Le 31 Octobre, celui qui, depuis 27 ans, présidait aux destinées du Burkina annonçait qu’il déclarait la vacance du pouvoir. Depuis, les Burkinabé vivent dans une certaine euphorie oubliant que dans le fond, rien n’est réglé.
Le ton se voulait à la mesure de la gravité de la situation. Le 31 Octobre sur les antennes Canal 3, une chaine de la place, le président du Faso d’alors, annonçait la vacance du pouvoir. Le peuple qui s’était mobilisé comme un seul homme, vécut cela comme un triomphe au point d’oublier que le départ de Blaise, s’il constitue une indéniable avancée démocratique, pose plus de problèmes qu’il n’en résout. Et ce pour plusieurs raisons.
Dans sa fuite, l’ex- président a choisi la Cote d’Ivoire comme point de chute. Or nul n’ignore que la Cote d’Ivoire a à sa tête un protégé de Blaise Compaoré. Alassane Ouattara ne doit- il pas en partie son accession au pouvoir à Blaise Compaoré ? Imaginons un instant que l’ex-président demande un‟ retour d’ascenseur” à son ‟ami et frère” comme ils le disent eux-mêmes ?
Les milliers de jeunes que le Mouvement Patriotique de Côte d’Ivoire(MPCI), le bras armé du Rassemblement Des Républicains(RDR) avait recrutés pour combattre le honni régime de Gbagbo et qui constituent une bombe à retardement constitueront alors une main d’œuvre utile.

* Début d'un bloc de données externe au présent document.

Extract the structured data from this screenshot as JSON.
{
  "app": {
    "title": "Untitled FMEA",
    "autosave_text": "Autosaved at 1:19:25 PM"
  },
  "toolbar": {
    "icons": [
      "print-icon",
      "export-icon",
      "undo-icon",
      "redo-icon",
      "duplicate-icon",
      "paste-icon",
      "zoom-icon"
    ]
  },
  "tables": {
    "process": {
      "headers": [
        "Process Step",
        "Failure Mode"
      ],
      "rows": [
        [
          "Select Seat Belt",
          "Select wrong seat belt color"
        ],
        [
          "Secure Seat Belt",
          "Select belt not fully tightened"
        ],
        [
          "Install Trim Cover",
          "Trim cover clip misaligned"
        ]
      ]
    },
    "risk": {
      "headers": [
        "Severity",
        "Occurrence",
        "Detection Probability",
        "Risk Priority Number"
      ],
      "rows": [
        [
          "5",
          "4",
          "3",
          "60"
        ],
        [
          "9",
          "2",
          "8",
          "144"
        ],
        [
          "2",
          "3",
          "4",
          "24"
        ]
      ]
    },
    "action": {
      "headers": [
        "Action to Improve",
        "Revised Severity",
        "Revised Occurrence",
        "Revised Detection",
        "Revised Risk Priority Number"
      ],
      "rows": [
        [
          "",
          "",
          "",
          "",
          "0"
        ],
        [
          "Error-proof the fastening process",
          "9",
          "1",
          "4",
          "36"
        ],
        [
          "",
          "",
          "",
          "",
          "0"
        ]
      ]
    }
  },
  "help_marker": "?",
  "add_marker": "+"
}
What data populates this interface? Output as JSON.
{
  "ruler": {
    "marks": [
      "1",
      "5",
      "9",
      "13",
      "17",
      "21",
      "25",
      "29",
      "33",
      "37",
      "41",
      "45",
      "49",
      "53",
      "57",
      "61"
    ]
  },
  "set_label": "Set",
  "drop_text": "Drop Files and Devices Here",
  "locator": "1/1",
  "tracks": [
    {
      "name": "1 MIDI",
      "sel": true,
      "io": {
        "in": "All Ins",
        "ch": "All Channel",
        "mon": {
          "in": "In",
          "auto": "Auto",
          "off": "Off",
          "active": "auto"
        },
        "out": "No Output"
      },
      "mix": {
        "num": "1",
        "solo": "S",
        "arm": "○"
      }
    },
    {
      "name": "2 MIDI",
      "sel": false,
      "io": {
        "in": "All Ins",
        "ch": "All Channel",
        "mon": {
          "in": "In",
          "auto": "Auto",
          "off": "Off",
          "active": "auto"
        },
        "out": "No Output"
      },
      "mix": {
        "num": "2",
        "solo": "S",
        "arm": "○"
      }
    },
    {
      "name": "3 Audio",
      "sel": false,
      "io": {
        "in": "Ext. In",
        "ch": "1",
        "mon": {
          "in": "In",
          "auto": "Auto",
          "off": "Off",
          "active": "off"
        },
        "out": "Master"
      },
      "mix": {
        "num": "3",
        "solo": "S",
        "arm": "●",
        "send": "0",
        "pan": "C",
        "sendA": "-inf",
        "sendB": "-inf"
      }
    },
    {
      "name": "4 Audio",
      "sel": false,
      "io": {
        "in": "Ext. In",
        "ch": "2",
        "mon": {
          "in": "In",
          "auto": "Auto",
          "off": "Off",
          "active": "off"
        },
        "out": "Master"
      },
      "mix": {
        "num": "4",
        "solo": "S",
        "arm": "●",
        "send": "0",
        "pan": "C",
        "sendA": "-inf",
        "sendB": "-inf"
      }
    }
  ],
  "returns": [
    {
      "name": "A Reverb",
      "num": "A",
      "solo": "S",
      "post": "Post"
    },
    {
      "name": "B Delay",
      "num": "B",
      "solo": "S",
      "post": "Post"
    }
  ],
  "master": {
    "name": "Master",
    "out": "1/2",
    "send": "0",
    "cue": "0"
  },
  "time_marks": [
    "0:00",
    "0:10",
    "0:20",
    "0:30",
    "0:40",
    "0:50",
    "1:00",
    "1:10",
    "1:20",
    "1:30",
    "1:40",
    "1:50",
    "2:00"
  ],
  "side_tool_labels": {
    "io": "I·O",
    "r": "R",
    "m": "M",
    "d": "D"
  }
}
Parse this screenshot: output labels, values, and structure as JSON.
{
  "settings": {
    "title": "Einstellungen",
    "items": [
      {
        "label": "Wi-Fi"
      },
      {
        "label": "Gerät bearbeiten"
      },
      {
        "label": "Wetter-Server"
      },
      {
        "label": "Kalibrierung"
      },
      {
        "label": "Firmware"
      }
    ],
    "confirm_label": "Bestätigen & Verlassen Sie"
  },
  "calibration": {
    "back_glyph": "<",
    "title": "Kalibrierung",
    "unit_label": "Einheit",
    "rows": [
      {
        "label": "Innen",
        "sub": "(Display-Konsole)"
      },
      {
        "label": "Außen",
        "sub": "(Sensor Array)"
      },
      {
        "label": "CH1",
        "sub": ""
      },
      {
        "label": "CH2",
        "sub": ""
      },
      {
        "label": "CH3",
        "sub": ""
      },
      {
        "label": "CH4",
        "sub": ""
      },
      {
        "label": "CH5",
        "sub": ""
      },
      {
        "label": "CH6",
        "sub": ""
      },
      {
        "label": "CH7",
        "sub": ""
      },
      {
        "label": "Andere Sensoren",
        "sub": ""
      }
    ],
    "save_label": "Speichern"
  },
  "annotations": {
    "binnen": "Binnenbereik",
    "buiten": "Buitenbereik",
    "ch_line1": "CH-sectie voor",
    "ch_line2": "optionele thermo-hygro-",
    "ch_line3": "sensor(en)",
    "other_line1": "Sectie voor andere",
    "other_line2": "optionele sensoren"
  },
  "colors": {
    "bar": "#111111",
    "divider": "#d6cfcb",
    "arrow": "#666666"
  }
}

Et puis, de quels scrupules des admirateurs décomplexés de Blaise Compaoré comme Sassou N’guesso, Obiang N’guema où Idriss Déby vont-ils s’embarrasser pour faire échec au ‟printemps burkinabè” et sonner le glas de la soif de d’alternance et de bonne gouvernance dans leur propre pays ? La question a d’autant plus sa raison d’etre qu’une telle coalition s’était formée pour chasser Gbagbo du pouvoir meme si elle se faisait dans le cadre des sommets France-Afrique.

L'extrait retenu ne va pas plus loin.